Messenger-RNA Vaccines

 

Conventionally vaccine contain a tiny-weakened part of the disease-causing pathogen just enough to teach our body to build the specific antibody so that in case of any real encounter with that pathogen, body is equipped to defeat it. mRNA vaccines on the other hand are quite different from any other vaccines, instead of live or dead pathogen, mRNA vaccine introduces molecules of synthetic RNA into immune cells where the vaccine functions as mRNA, causing the cells to build foreign protein that would normally be produced by a pathogen (such as a virus). These protein molecules stimulate an adaptive immune response which teaches the body to identify and destroy the corresponding pathogen.

 

Advantages:

·       Safety: As mRNA is a non-infectious, non-integrating platform, there is no potential risk of infection or insertional mutagenesis. Additionally, mRNA is degraded by normal cellular processes, and its in vivo half-life can be regulated through the use of various modifications and delivery methods.

·       Efficacy: Various modifications make mRNA more stable and highly translatable. Efficient in vivo delivery can be achieved by formulating mRNA into carrier molecules, allowing rapid uptake and expression in the cytoplasm. mRNA vaccines can be administered repeatedly.

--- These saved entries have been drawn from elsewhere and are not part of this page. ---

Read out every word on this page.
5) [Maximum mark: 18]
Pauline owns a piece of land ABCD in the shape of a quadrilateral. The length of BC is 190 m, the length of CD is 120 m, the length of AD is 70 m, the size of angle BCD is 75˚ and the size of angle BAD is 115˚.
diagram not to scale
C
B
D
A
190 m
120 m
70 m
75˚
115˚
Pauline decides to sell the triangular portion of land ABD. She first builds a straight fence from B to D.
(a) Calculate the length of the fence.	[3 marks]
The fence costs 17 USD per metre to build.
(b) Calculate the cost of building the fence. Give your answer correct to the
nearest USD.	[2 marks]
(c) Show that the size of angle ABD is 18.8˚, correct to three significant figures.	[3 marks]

·       Production: mRNA vaccines have the potential for rapid, inexpensive, and scalable manufacturing, mainly owing to the high yields of in vitro transcription reactions.

Side-effects and risks:

·       For those susceptible to an autoimmune response may have an adverse reaction to RNA vaccines. The mRNA strands in the vaccine may result an unintended immune reaction causing the body to believe itself to be sick. To minimize this, mRNA sequences in mRNA vaccines are designed to mimic those produced by host cells.

·       Because mRNA is fragile, some vaccines must be kept at very low temperatures to avoid degrading and thus giving little effective immunity to the recipient.

 

Fight against COVID-19:

After focusing on mRNA for her entire courier, the 66-year-old Katalin Kariko is now celebrated as one of the heroes of Covid-19 vaccine development. Her work, in collaboration with Dr Drew Weissman of the University of Pennsylvania, laid the foundation for the stunningly successful vaccines made by Pfizer-BioNTech and Moderna. It is yet to discover why the novel mRNA COVID-19 vaccines have shown efficiency of 90 to 95 percent when the prior mRNA drug trials on pathogens other than COVID-19 were not so promising and had to be abandoned in the early phases of trials. 

 

Working of mRNA COVID-19 vaccines:

COVID-19 mRNA vaccines instruct our cells to make a harmless piece of what is called the “spike protein” --- protein found on the surface of the COVID-19 virus.

Step 1. vaccine is given in the upper arm muscle. The muscle cells use the instruction in the vaccine to make the protein piece. After the protein piece is made, the cell breaks down the instructions and gets rid of them.

Step 2. The cell displays the protein piece on its surface. Once our immune system recognizes that the protein belongs to a foreign party, it begins building an immune response and making antibodies, mimicking the course of action in case of a natural infection against COVID-19.

Step 3. After Vaccination, our body is now equipped to fight and protect itself against future infection, without having to risk the serious consequences of getting sick with COVID-19.

Future Scope:

Messenger RNA is claimed to have an incredible future. Researchers believe there is scope to develop drugs to deal with HIV, herpes, infant respiratory virus, and malaria, as well as possibly producing a universal flu vaccine.